The national average for patients waiting over six weeks for a diagnostic test in March 2024 was 22.4% the service performed better than the national average with only 7.9% of patients waiting over 6 weeks. Waiting times were dependent on the urgency of the referral with some internal x-rays and scans being conducted the day they were requested. X-ray and ultrasound had shorter waits than CT and MRI. Patients who had been urgently referred for x-ray and ultrasound were given the next available appointment which was often within a couple of days of the referral being received and vetted. Reporting times varied for each speciality and again could differ dependent on the urgency of the scan. Urgent x-rays and ultrasound scans were typically reported on within less than a week and urgent CT and MRI scans were typically reported on within less than a month. However, some results required specialist reporting which could delay reporting times. A number of service improvement initiatives were either being delivered or were in the planning stages to reduce patient waiting times. This included radiographer led clinics and radiographers being trained to offer specialist interventions to improve treatment times.
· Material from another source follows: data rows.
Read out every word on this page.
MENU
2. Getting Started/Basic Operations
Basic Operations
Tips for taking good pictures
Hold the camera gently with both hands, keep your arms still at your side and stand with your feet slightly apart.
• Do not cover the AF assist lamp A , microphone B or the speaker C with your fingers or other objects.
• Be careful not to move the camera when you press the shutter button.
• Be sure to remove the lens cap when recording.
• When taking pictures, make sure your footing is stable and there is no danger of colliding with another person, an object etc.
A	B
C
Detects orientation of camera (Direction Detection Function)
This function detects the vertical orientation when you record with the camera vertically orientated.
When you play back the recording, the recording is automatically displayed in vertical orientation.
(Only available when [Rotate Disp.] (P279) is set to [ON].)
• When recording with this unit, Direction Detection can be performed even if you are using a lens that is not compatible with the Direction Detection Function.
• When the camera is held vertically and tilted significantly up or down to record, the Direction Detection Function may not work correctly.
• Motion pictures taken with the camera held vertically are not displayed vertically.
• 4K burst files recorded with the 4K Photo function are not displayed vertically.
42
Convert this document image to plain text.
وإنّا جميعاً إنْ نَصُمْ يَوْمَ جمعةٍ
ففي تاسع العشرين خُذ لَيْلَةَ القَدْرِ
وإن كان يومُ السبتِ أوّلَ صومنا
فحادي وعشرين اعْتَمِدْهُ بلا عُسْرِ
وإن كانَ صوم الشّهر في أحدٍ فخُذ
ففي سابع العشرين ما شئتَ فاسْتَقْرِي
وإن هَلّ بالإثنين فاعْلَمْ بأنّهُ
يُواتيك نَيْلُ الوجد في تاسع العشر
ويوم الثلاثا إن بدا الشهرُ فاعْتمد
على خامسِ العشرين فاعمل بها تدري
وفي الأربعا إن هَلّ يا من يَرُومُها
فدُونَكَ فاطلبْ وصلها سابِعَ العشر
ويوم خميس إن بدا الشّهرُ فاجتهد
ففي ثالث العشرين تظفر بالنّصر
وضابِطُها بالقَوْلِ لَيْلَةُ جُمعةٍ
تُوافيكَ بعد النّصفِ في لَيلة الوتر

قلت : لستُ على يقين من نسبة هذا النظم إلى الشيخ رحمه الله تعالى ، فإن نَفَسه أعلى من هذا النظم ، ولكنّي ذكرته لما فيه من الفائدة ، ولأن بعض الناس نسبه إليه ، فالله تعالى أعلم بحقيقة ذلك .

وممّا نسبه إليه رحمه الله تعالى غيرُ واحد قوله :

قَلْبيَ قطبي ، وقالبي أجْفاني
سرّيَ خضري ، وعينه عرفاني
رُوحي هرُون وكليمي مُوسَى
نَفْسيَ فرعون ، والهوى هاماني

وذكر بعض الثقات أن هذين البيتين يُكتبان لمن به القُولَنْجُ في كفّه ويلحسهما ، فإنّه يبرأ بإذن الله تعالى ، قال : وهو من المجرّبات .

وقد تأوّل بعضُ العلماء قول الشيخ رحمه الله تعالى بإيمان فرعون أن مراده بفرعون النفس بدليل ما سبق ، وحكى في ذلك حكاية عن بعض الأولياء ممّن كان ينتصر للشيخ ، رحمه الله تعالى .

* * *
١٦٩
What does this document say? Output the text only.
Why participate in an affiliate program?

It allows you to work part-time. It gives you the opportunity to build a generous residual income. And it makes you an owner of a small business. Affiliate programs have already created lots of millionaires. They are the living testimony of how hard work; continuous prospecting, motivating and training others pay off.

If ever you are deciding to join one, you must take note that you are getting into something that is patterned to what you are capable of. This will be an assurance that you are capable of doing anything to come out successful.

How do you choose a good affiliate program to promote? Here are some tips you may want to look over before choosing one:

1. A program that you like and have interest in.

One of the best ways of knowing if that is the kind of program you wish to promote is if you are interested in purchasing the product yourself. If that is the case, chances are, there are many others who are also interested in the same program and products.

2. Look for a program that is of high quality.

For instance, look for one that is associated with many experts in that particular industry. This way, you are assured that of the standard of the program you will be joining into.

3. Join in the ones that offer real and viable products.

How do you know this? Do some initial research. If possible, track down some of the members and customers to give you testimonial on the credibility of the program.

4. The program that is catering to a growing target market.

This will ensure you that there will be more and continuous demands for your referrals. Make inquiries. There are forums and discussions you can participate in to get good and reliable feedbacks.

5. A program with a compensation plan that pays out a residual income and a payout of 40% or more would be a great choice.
For example, in interventional radiology the lead radiologist had been trained to put in a peripherally inserted central catheter (PICC). PICC lines are used to deliver medications directly to the large central veins near the heart, they are recommended for some patients who require frequent intravenous access. This meant patients did not have to wait or visit another healthcare provider to have this intervention. Other radiologists had begun PICC line training. The lead IR radiographer was about to be trained in chest port insertion, another intervention that would speed up access to treatment for patients requiring long term treatments that needed intravenous access.
Equity in experiences and outcomes
We did not look at Equity in experiences and outcomes during this assessment. The score for this quality statement is based on the previous rating for Responsive.
Planning for the future
We did not look at Planning for the future during this assessment. The score for this quality statement is based on the previous rating for Responsive.